HRSA grant recipients include health centers in California, Delaware, Florida, Minnesota, New York, Oregon, Rhode Island, and Utah.

HHS also reported a grant of up to $13 million will be awarded for the design, creation and operation of a successor entity to the American Health Information Community (AHIC).

AHIC, created and chaired by HHS Secretary Michael Leavitt, advises the department on how to advance healthcare information technology, including creation of a national health information network. Leavitt said he believes a new public-private entity will be more representative of industry stakeholders. Some others, including U.S. Rep. Pete Stark (D-California) and the AARP (Washington) interest group, believe AHIC remaining under the federal government umbrella would be more accountable.

Under a notice of funding availability issued by HHS, the department anticipates one award with an initial payment of $2 million to support the design and creation of a successor entity during a four-month period. A subsequent $3 million payment will fund initial ongoing operations of the entity. Up to $8 million in additional funding will continue to support operations assuming availability of funds.

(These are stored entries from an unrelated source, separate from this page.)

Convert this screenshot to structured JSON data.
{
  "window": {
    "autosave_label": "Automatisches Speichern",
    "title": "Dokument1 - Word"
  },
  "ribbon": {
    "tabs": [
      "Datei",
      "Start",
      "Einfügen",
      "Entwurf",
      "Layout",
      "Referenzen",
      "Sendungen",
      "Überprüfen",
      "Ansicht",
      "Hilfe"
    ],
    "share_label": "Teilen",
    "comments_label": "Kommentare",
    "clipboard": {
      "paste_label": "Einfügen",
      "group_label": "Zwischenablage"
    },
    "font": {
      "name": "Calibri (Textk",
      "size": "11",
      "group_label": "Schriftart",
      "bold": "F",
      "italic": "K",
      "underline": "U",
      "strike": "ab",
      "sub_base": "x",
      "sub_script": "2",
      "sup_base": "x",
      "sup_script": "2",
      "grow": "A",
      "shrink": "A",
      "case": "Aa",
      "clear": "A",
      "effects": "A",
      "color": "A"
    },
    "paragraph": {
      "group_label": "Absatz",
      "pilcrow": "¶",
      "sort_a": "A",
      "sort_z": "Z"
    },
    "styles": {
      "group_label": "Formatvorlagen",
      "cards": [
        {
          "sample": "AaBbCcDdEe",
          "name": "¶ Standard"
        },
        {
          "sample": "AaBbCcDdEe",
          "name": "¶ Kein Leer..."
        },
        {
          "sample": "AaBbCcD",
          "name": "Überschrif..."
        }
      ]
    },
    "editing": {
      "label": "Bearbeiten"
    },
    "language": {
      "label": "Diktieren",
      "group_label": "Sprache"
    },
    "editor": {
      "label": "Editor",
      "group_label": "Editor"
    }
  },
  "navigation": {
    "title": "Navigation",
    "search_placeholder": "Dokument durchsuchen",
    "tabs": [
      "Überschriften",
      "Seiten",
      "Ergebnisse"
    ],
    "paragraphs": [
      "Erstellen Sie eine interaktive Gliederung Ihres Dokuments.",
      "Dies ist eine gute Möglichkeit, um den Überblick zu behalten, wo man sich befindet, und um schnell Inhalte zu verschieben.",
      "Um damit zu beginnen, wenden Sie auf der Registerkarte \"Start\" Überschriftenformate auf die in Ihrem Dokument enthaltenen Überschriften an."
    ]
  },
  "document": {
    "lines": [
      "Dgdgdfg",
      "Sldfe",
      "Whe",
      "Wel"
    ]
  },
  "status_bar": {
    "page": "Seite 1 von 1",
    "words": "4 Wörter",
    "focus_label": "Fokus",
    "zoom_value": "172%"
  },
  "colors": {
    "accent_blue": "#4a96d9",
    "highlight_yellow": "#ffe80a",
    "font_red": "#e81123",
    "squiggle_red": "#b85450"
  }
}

The Office of the National Coordinator for Health Information Technology on Sept. 5 will host a technical assistance meeting to answer questions related to the notice.

In other grants news: Cardinal Health (Dublin, Ohio) reported that it is granting up to $1 million to fund new programs at hospitals, health systems and community health clinics across the country.

Grants of up to $50,000 will provide funding for programs that establish or implement creative and replicable methods to address challenges in providing quality patient care and to help drive improvements.

According to reports and research published by the Institute of Medicine (IOM), healthcare in the U.S. is not as safe as it should be — and can be. At least 44,000 people — and perhaps as many as 98,000 people — die in hospitals each year as a result of preventable medical errors.

“The healthcare community is keenly aware of the need to improve quality and patient safety,” said R. Kerry Clark, Cardinal’s CEO. “We see these grants as an opportunity to provide healthcare organizations with additional resources to drive measurable improvements. We hope that our efforts will help hospitals make meaningful progress in this important endeavor.”

In addition to the primary award criteria related to patient safety, programs can also be intended for operational or performance improvement, provided there is a strong impact on patient safety measures.

To be eligible for funding, facilities must be designated as 501(c)(3) by the IRS and submit a letter of intent to submit a proposal by Oct. 12. Applicants are encouraged to be financially invested in the program through either operating support or in-kind contributions of time and materials. Grants will be announced and awarded in March 2008.

Cardinal develops technologies, including Alaris IV pumps, Pyxis automated dispensing systems, MedMined electronic infection surveillance, Viasys respiratory care products and the CareFusion patient identification system. The company also manufactures medical and surgical products and is one of the largest distributors of pharmaceuticals and medical supplies worldwide.